While the city and region may struggle to provide sufficient career opportunities for many of those students in the Worcester region after graduation, it is that younger group of professionals that the city and region need to focus on retaining.

We’ve heard City Manager Michael O’Brien say publicly that Worcester wants those students to stay, and the College Consortium is working on strategies to facilitate a greater connection between students and the community, it’s an effort that needs more juice, and more time to show tangible results.

Equal Opportunity

In order for those students to find the opportunities that would convince them to begin careers here in fields other than health care, the city must first come to grips with and finally do away with its arbitrary and unfair dual tax rates. Currently, the tax rate for commercial property in Worcester ($28.72) is more than twice the rate for residential property ($13.50).

City economic development officials have told us that “there’s demand out there,” for all kinds of office space in the city, “and we don’t have the supply to meet it.” And that’s not only because there aren’t enough tax credits and incentives to go around.

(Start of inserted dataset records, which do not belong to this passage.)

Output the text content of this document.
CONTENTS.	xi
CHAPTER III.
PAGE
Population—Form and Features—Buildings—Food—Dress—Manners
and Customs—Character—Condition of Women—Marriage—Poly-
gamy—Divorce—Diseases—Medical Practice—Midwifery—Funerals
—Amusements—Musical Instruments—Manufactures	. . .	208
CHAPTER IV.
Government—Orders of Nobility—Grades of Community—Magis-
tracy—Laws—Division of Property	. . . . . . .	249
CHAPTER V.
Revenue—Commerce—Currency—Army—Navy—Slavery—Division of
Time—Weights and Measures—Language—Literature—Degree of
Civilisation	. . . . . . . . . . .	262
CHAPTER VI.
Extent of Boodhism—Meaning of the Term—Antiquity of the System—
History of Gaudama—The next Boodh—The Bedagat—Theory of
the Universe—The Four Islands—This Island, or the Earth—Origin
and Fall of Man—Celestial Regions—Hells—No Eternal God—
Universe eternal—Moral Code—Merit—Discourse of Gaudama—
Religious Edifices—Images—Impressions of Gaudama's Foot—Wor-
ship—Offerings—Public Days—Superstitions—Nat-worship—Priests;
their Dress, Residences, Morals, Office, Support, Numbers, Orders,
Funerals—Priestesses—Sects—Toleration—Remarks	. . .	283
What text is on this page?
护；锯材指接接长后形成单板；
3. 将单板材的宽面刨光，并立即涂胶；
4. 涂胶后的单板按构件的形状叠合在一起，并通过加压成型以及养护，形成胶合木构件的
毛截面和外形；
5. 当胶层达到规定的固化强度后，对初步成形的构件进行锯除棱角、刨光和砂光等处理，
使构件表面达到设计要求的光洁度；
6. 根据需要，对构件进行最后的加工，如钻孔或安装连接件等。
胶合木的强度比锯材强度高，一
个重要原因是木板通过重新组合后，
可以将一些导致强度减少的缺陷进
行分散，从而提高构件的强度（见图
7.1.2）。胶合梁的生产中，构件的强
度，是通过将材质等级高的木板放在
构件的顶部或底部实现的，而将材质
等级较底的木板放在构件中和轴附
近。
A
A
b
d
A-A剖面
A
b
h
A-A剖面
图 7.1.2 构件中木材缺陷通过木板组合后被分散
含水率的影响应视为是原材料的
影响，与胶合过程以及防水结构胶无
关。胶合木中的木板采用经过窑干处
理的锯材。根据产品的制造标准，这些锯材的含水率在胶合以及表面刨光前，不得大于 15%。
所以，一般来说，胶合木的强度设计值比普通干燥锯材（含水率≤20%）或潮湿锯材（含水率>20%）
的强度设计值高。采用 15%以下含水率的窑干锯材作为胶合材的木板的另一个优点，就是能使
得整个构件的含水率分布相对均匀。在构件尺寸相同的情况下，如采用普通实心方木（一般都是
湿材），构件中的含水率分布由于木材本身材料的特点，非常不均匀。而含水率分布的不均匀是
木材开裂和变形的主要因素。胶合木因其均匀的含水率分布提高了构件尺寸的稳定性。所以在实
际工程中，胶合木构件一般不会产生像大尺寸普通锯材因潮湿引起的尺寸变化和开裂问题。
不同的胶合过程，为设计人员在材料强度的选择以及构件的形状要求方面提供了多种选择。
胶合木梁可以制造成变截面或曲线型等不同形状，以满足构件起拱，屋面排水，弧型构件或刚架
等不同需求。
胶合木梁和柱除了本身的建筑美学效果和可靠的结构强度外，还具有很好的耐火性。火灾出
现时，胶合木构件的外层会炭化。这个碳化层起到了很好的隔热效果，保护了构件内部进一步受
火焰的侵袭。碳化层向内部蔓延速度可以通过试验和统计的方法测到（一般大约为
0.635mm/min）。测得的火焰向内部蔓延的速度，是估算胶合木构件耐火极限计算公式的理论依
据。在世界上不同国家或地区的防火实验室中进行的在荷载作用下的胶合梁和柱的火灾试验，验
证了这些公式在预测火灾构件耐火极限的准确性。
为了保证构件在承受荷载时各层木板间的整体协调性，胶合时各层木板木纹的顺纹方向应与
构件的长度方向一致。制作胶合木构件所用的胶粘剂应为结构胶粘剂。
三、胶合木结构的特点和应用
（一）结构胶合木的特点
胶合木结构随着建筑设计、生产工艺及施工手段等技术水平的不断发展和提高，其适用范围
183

It takes a real, dynamic presence in the street on the part of the government and elected leaders to convince current and potential residents that the city is and will continue to be a desirable place to live.

The state’s gateway cities have some built in disadvantages that require a helping hand, but also have some distinct advantages that they need to do a much better job capitalizing on. Worcester for one has some momentum on the ground, and while a renewed package of tax incentives may help make the funding difference for a few new projects, it’s the wholesale fix of the antiquated dual tax rate that will make the biggest difference in attracting vital new development over the long run.